Le miroir mental des images urbaines

Quelque chose m'a frappé en regardant la foule et spécialement certaines femmes samedi soir lorsque j'attendais le métro gare ST Lazare en direction d'Asnières. Je me suis dit qu'en ville, lorsqu'il n'y a plus le clan ou la tribu pour créer le vivier dans lequel l'on rencontre et l'on se marie, mais souvent contre son gré, -d'où la ville aussi-, il ne reste plus que le lieu de travail, le club sportif, les rencontres amicales, et aussi le hasard des rencontres au creux des regards dans les interstices urbaines.

Celui-ci force alors à beaucoup plus d'attention à son apparence dans ces conditions données de solitude pour une part volontaire. Spécialement pour les femmes qui se doivent de se faire plus séductrices au fur et à mesure que leur temps propre est dévoré.

Et lorsque ainsi l'apparence devient le lien principal avec autrui -un peu comme à la Cour de Versailles- je me suis rendu compte qu'il fallait moins y voir une influence des modèles médiatiques qu'une acceptation délibérée de ceux-ci. Puisqu'ils répondent à ce besoin de plaire pour pallier aux manques de réseaux et de roueries.

Les éternels pourfendeurs de la société du spectacle oublient donc souvent de se demander pourquoi le public se laisse tant influencer par la pub, la tv, les médias féminins. N'est-ce pas plutôt parce que ceux-ci indiquent tout de même comment se mettre en valeur ?

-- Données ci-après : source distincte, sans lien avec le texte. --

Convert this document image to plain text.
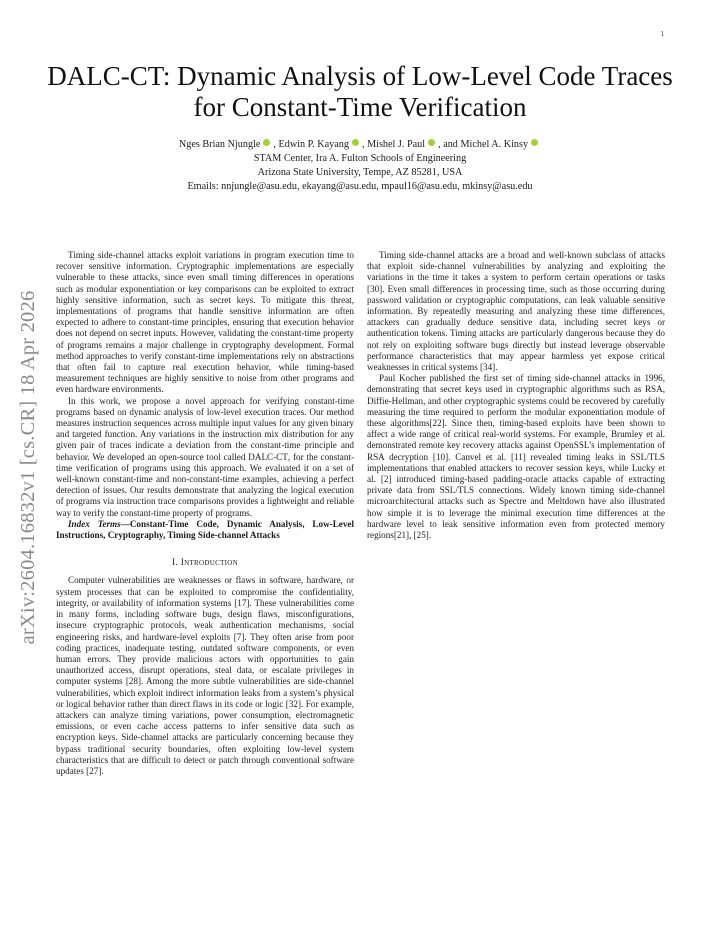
1
arXiv:2604.16832v1 [cs.CR] 18 Apr 2026
DALC-CT: Dynamic Analysis of Low-Level Code Traces for Constant-Time Verification
Nges Brian Njungle , Edwin P. Kayang , Mishel J. Paul , and Michel A. Kinsy
STAM Center, Ira A. Fulton Schools of Engineering
Arizona State University, Tempe, AZ 85281, USA
Emails: nnjungle@asu.edu, ekayang@asu.edu, mpaul16@asu.edu, mkinsy@asu.edu

Timing side-channel attacks exploit variations in program execution time to recover sensitive information. Cryptographic implementations are especially vulnerable to these attacks, since even small timing differences in operations such as modular exponentiation or key comparisons can be exploited to extract highly sensitive information, such as secret keys. To mitigate this threat, implementations of programs that handle sensitive information are often expected to adhere to constant-time principles, ensuring that execution behavior does not depend on secret inputs. However, validating the constant-time property of programs remains a major challenge in cryptography development. Formal method approaches to verify constant-time implementations rely on abstractions that often fail to capture real execution behavior, while timing-based measurement techniques are highly sensitive to noise from other programs and even hardware environments.

In this work, we propose a novel approach for verifying constant-time programs based on dynamic analysis of low-level execution traces. Our method measures instruction sequences across multiple input values for any given binary and targeted function. Any variations in the instruction mix distribution for any given pair of traces indicate a deviation from the constant-time principle and behavior. We developed an open-source tool called DALC-CT, for the constant-time verification of programs using this approach. We evaluated it on a set of well-known constant-time and non-constant-time examples, achieving a perfect detection of issues. Our results demonstrate that analyzing the logical execution of programs via instruction trace comparisons provides a lightweight and reliable way to verify the constant-time property of programs.

Index Terms—Constant-Time Code, Dynamic Analysis, Low-Level Instructions, Cryptography, Timing Side-channel Attacks

I. Introduction

Computer vulnerabilities are weaknesses or flaws in software, hardware, or system processes that can be exploited to compromise the confidentiality, integrity, or availability of information systems [17]. These vulnerabilities come in many forms, including software bugs, design flaws, misconfigurations, insecure cryptographic protocols, weak authentication mechanisms, social engineering risks, and hardware-level exploits [7]. They often arise from poor coding practices, inadequate testing, outdated software components, or even human errors. They provide malicious actors with opportunities to gain unauthorized access, disrupt operations, steal data, or escalate privileges in computer systems [28]. Among the more subtle vulnerabilities are side-channel vulnerabilities, which exploit indirect information leaks from a system’s physical or logical behavior rather than direct flaws in its code or logic [32]. For example, attackers can analyze timing variations, power consumption, electromagnetic emissions, or even cache access patterns to infer sensitive data such as encryption keys. Side-channel attacks are particularly concerning because they bypass traditional security boundaries, often exploiting low-level system characteristics that are difficult to detect or patch through conventional software updates [27].

Timing side-channel attacks are a broad and well-known subclass of attacks that exploit side-channel vulnerabilities by analyzing and exploiting the variations in the time it takes a system to perform certain operations or tasks [30]. Even small differences in processing time, such as those occurring during password validation or cryptographic computations, can leak valuable sensitive information. By repeatedly measuring and analyzing these time differences, attackers can gradually deduce sensitive data, including secret keys or authentication tokens. Timing attacks are particularly dangerous because they do not rely on exploiting software bugs directly but instead leverage observable performance characteristics that may appear harmless yet expose critical weaknesses in critical systems [34].

Paul Kocher published the first set of timing side-channel attacks in 1996, demonstrating that secret keys used in cryptographic algorithms such as RSA, Diffie-Hellman, and other cryptographic systems could be recovered by carefully measuring the time required to perform the modular exponentiation module of these algorithms[22]. Since then, timing-based exploits have been shown to affect a wide range of critical real-world systems. For example, Brumley et al. demonstrated remote key recovery attacks against OpenSSL’s implementation of RSA decryption [10]. Canvel et al. [11] revealed timing leaks in SSL/TLS implementations that enabled attackers to recover session keys, while Lucky et al. [2] introduced timing-based padding-oracle attacks capable of extracting private data from SSL/TLS connections. Widely known timing side-channel microarchitectural attacks such as Spectre and Meltdown have also illustrated how simple it is to leverage the minimal execution time differences at the hardware level to leak sensitive information even from protected memory regions[21], [25].
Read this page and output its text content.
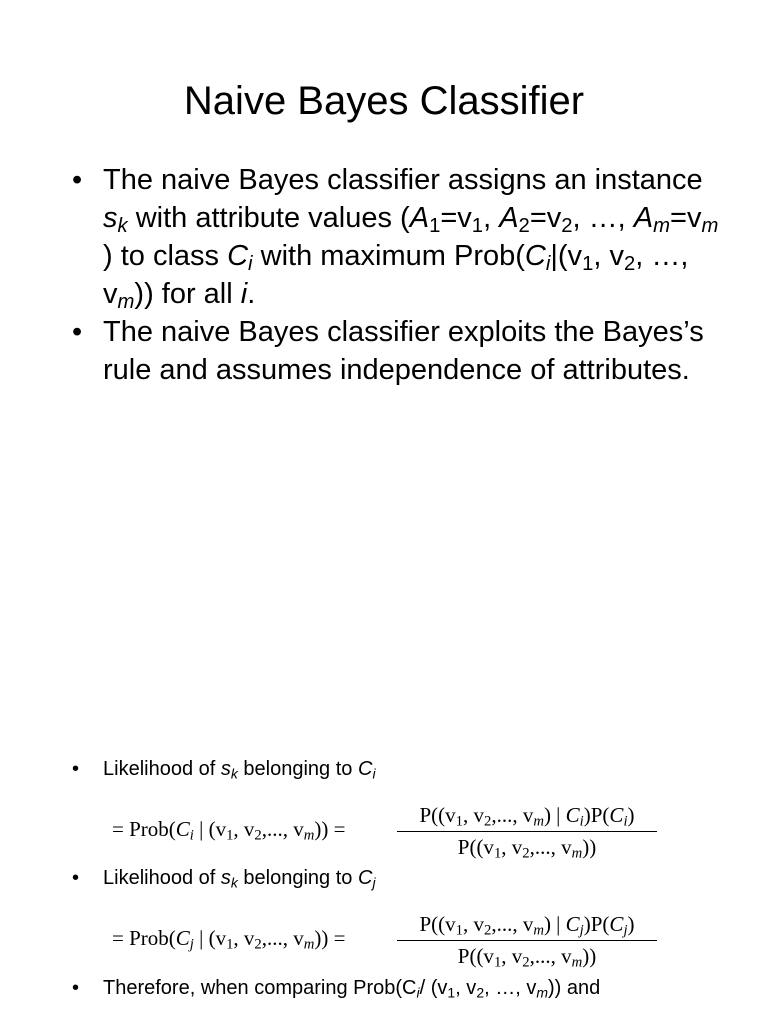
Naive Bayes Classifier
• The naive Bayes classifier assigns an instance $s_k$ with attribute values ($A_1=v_1$, $A_2=v_2$, …, $A_m=v_m$ ) to class $C_i$ with maximum $Prob(C_i|(v_1$, $v_2$, …, $v_m$)) for all i.
• The naive Bayes classifier exploits the Bayes’s rule and assumes independence of attributes.
• Likelihood of $s_k$ belonging to $C_i$
• Likelihood of $s_k$ belonging to $C_j$
• Therefore, when comparing $Prob(C_i/$ ($v_1$, $v_2$, …, $v_m$)) and
= $Prob(C_i$ | ($v_1$, $v_2$,..., $v_m$)) =
$P((v_1$, $v_2$,..., $v_m$) | $C_i)P(C_i)$
$P((v_1$, $v_2$,..., $v_m$))
= $Prob(C_j$ | ($v_1$, $v_2$,..., $v_m$)) =
$P((v_1$, $v_2$,..., $v_m$) | $C_j)P(C_j)$
$P((v_1$, $v_2$,..., $v_m$))
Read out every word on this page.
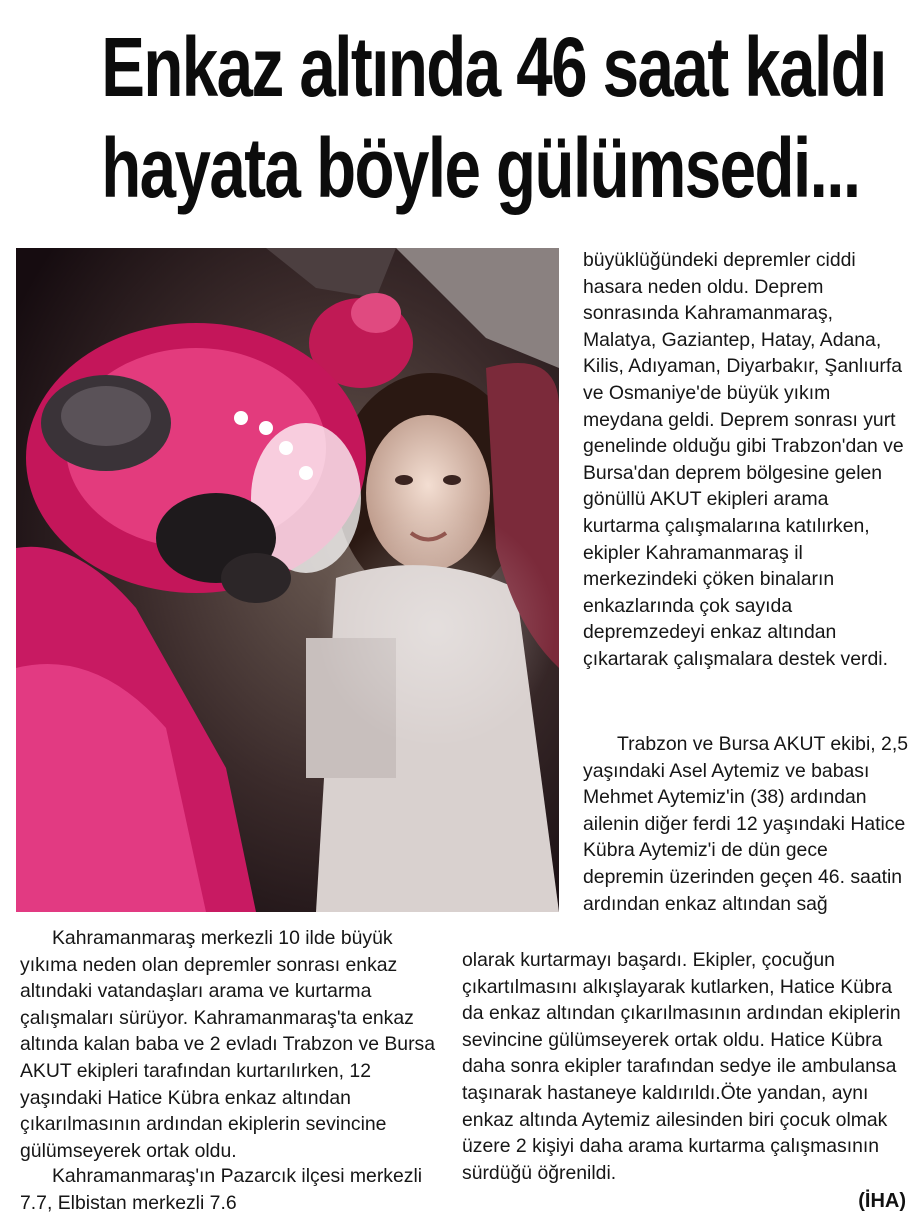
Enkaz altında 46 saat kaldı
hayata böyle gülümsedi...

büyüklüğündeki depremler ciddi hasara neden oldu. Deprem sonrasında Kahramanmaraş, Malatya, Gaziantep, Hatay, Adana, Kilis, Adıyaman, Diyarbakır, Şanlıurfa ve Osmaniye'de büyük yıkım meydana geldi. Deprem sonrası yurt genelinde olduğu gibi Trabzon'dan ve Bursa'dan deprem bölgesine gelen gönüllü AKUT ekipleri arama kurtarma çalışmalarına katılırken, ekipler Kahramanmaraş il merkezindeki çöken binaların enkazlarında çok sayıda depremzedeyi enkaz altından çıkartarak çalışmalara destek verdi.

Trabzon ve Bursa AKUT ekibi, 2,5 yaşındaki Asel Aytemiz ve babası Mehmet Aytemiz'in (38) ardından ailenin diğer ferdi 12 yaşındaki Hatice Kübra Aytemiz'i de dün gece depremin üzerinden geçen 46. saatin ardından enkaz altından sağ

Kahramanmaraş merkezli 10 ilde büyük yıkıma neden olan depremler sonrası enkaz altındaki vatandaşları arama ve kurtarma çalışmaları sürüyor. Kahramanmaraş'ta enkaz altında kalan baba ve 2 evladı Trabzon ve Bursa AKUT ekipleri tarafından kurtarılırken, 12 yaşındaki Hatice Kübra enkaz altından çıkarılmasının ardından ekiplerin sevincine gülümseyerek ortak oldu.

Kahramanmaraş'ın Pazarcık ilçesi merkezli 7.7, Elbistan merkezli 7.6

olarak kurtarmayı başardı. Ekipler, çocuğun çıkartılmasını alkışlayarak kutlarken, Hatice Kübra da enkaz altından çıkarılmasının ardından ekiplerin sevincine gülümseyerek ortak oldu. Hatice Kübra daha sonra ekipler tarafından sedye ile ambulansa taşınarak hastaneye kaldırıldı.Öte yandan, aynı enkaz altında Aytemiz ailesinden biri çocuk olmak üzere 2 kişiyi daha arama kurtarma çalışmasının sürdüğü öğrenildi.

(İHA)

Il en est de même pour l'engouement têtu envers la voiture. Il s'agit moins de posséder pour faire signe comme le croit l'école de Debray dans ses cahiers de "médiologie" que de prolonger son propre univers, faisceau chatoyant de symboles personnalisés au lieu de se retrouver réduit à l'état de nombres dans les transports urbains bien insuffisants.

Par contre l'entêtement de certains cyclistes à rouler contre vents et marées pourrait faire sourire s'il n'y avait pas cette opiniâtreté encore ouatée (mais pour combien de temps) à vouloir l'imposer. Comme si la frugalité des campagnes était agitée comme ostentation et refuge à l'attrait mystérieux des corps urbains, cette proximité qui fait d'autant plus fantasmer qu'elle tournoie à la façon d'un rêve.

En fait il faudrait reprendre ce que dit Simmel sur Venise en le généralisant : en se demandant si ce n'est pas cette ubiquité des corps aux apparences disponibles qui nourrit la capacité onirique des esprits et en même temps leur frustration. Et que justement ceux qui s'offusquent de cette eau humaine qui enveloppe les villes vont opter pour la religion du vélo pour faire fonctionner la dynamo du réel aux sillons des campagnes. La suppression de la pub sur affiche ou du moins sa restriction en étant un epiphénomène concret.